Goldman Sachs and Morgan Stanley are going head-to-head with the likes of Bain and Mckinsey, hoping to sell research services to companies to offset big falls in demand from their traditional clients in asset management.

Historically, the reams of research and economic analysis produced by Wall Street’s army of “sellside” analysts has been targeted at hedge funds and fund managers — the “buyside” in industry jargon.

But investment groups have come under ferocious fee pressure in recent years and are trying to cut down on costs. At the same time, new regulations stemming from the EU — and which have washed over the US — have required banks to charge investors for the research they provide, rather than bundling the cost into commissions for trading.

As a result, fund managers have slashed budgets for spending on research, spurring banks to look for new opportunities in the corporate world.

Simon Bound, global head of research at Morgan Stanley, said: “The catalyst is pressure on the overall business. These are incremental dollars we didn’t think about before, that we are now trying to bring into the firm.”
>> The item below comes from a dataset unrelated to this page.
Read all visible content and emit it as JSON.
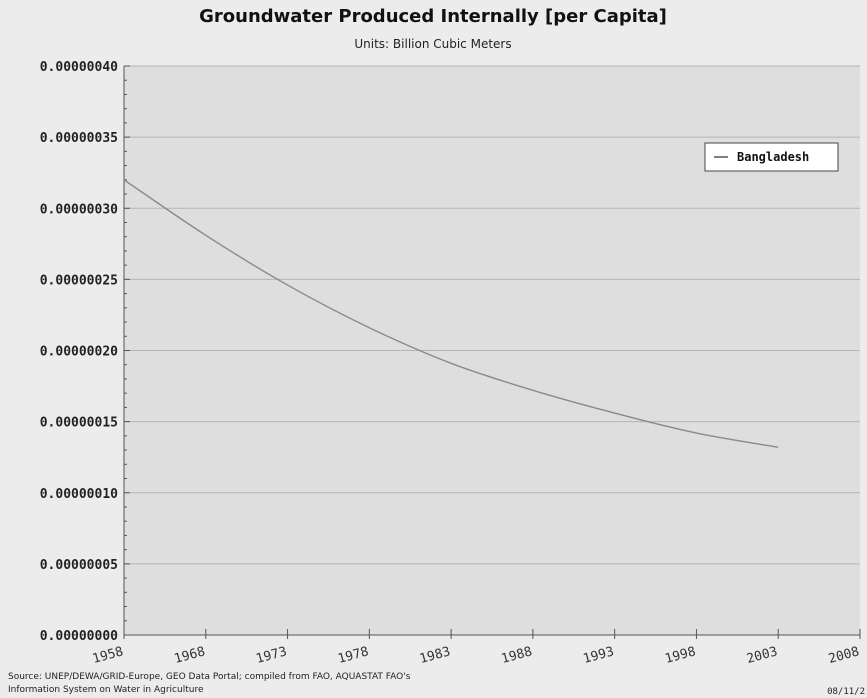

The motivation is somewhat different at Goldman Sachs, where chief executive David Solomon has been aiming to build relationships with executives at smaller companies, hoping that they can boost the bank’s investment banking revenues.

Steve Strongin, the bank’s global head of research, said: “The shift is very real. There is a broader recognition that research can be useful to our clients . . . beyond the investment industry.”